In the Senior Division Grand Slam, competing against athletes in their mid-20s and 30s, he placed third.
“I knew, after the pandemic, Master Wrin (did not have his martial arts school), but I didn’t know Master Wrin had started up a new school,” Nolan said. “I thought the facility was beautiful and the space we have with the mirrors; that definitely reminded me of all the other schools I trained at. That’s exactly how they looked.”
It has everything he needs when he is not working out at the Olympic Training Center, he said.
“The mats were nice and clean. All the equipment is all the stuff you could possibly need to train for this sport,” Nolan said. “Everybody there is super nice in that class, too.”
Miles said during his training he works on balance, quickness moves and learning to make adjustments. He said there are a lot of footwork drills and focus on hip strength so he can lift his leg above his head and have good leg control and flexibility.
He added, “The bulk of it is tactical stuff. It’s a very intelligence-based game. You train, get the ability to do stuff, but most importantly is executing it and seeing it in the game.”
Wrin said he’s glad to have elite athletes such as Nolan and Holden to coach in his hometown facility.
“It’s absolutely huge (to have that type of athlete here) and it just elevates our entire program,” Wrin said. “The adults, teenagers I’ve gotten in here, everyone was in kind of shock when they watch Nolan work out and train. He gives every last cent of energy he has. It inspires me to be a better coach, and it inspires my other fighters to get better at their craft, also.

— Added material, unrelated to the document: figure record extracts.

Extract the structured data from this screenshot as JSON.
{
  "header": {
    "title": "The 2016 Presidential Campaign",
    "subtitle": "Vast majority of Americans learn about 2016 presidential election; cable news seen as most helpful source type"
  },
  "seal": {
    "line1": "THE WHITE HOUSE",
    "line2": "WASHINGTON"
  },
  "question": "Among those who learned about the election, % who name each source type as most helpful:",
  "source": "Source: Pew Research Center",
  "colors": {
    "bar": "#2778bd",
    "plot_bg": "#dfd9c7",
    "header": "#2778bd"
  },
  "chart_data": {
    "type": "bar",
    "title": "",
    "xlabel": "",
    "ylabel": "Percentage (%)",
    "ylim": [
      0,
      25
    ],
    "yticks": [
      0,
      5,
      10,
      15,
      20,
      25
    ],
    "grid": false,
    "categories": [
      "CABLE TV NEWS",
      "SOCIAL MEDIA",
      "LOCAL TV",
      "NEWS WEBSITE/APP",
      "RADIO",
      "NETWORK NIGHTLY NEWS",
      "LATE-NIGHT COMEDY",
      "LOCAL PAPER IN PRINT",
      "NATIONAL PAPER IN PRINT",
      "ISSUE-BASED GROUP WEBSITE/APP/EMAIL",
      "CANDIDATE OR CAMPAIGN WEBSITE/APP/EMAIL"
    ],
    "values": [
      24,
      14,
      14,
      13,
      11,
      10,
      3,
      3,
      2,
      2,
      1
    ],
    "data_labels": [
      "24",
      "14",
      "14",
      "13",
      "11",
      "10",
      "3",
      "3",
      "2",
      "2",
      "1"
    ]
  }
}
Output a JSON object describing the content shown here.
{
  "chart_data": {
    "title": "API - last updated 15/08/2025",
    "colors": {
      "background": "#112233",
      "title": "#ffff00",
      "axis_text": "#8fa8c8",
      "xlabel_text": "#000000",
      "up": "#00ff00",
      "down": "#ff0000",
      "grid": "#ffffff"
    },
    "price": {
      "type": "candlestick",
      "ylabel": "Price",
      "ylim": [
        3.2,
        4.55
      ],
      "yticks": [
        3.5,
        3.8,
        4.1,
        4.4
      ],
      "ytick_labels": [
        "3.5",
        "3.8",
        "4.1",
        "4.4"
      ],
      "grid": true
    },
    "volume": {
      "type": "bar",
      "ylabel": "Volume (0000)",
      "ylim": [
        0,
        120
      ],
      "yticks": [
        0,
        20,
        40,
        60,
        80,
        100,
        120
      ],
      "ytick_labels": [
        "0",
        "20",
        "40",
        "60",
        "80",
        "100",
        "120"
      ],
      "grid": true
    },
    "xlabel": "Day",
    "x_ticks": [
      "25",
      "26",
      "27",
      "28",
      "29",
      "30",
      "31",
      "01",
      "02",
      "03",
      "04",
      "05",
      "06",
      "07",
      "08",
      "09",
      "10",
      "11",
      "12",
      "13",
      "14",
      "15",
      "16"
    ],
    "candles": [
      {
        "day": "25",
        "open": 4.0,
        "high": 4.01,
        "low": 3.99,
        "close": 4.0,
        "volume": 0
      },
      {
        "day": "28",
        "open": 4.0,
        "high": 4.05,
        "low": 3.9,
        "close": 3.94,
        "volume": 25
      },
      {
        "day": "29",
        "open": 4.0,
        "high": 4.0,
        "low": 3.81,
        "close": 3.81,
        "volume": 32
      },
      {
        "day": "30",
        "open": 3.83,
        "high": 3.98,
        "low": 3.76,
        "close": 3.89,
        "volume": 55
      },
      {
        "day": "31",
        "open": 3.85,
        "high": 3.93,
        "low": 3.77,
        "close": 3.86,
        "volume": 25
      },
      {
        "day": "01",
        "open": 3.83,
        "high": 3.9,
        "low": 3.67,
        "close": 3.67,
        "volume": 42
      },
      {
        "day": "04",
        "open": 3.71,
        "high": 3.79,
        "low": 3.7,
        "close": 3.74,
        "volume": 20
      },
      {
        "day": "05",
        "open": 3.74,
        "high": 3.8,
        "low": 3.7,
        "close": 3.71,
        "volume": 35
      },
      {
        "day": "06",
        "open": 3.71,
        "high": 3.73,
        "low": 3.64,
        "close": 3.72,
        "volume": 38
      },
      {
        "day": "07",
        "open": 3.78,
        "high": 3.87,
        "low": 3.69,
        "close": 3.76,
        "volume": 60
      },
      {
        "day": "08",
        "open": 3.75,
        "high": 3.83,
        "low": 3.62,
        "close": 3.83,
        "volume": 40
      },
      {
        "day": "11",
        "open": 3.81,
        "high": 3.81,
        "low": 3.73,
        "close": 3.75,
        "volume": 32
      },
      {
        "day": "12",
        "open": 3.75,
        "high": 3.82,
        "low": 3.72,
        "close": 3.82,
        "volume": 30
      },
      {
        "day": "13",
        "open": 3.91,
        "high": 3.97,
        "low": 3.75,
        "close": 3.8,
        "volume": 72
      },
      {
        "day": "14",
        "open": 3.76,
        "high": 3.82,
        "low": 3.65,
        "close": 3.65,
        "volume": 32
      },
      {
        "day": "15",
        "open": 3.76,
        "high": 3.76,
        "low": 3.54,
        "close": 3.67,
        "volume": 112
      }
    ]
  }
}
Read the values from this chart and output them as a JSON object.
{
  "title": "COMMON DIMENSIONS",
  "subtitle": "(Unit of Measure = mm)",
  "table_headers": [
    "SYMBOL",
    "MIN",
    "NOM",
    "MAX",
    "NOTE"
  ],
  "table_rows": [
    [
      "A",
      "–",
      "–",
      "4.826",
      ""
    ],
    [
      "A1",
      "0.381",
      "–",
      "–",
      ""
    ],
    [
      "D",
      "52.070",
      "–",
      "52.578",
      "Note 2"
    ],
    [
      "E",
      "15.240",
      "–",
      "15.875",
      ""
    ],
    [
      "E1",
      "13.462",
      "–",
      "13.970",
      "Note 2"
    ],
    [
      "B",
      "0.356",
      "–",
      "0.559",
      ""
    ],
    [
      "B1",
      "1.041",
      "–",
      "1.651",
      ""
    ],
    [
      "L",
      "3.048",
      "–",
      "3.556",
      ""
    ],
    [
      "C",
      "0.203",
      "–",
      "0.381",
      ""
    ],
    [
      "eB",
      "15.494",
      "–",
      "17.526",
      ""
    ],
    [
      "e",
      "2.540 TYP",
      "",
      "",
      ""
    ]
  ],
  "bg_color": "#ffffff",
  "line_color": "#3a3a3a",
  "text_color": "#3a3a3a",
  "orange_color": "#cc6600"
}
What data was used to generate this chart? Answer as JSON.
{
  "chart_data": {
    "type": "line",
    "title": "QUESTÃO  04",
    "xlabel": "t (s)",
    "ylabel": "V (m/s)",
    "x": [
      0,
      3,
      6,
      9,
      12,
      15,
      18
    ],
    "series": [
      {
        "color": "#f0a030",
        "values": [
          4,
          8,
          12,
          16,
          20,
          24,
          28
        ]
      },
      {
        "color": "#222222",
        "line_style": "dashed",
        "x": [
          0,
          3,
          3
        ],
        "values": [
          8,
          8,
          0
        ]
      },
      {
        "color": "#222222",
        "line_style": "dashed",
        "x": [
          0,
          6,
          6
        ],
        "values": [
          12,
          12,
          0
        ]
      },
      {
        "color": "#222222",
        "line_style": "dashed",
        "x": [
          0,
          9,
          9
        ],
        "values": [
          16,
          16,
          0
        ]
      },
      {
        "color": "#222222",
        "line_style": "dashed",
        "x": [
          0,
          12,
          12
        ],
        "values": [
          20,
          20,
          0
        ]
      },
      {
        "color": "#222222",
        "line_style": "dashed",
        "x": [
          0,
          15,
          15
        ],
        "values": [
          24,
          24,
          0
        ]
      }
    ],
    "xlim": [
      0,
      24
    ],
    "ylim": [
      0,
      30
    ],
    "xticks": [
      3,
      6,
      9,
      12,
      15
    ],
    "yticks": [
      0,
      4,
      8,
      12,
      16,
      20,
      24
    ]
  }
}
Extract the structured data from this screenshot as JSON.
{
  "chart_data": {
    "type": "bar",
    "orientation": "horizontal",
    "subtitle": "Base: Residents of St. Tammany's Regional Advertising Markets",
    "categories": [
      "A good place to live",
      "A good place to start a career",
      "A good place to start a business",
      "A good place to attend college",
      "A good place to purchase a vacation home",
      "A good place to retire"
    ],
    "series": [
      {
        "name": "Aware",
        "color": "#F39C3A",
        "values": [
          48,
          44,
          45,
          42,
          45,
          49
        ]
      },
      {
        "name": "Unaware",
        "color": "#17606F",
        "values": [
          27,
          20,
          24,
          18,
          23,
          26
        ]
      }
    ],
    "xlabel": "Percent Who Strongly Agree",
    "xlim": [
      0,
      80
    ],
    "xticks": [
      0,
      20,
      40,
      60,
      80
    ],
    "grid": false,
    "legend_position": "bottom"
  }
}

It’s a great honor.”
Nolan said he is hoping that conversation will come naming him as a member of the Team USA group that will compete in the 2024 Olympics.
“I’m just looking to get that official, contract I guess, to be part of the (Olympic) team and just looking forward to working with them and figuring out this game,” Nolan said of his tae kwon do goals. “I’m focusing on that first before I can start thinking about the Olympics. That’s the icing on the cake, to compete internationally.
‘I think I’m extremely close …. I’ve received a lot of good feedback,
but there hasn’t been anything official said yet.”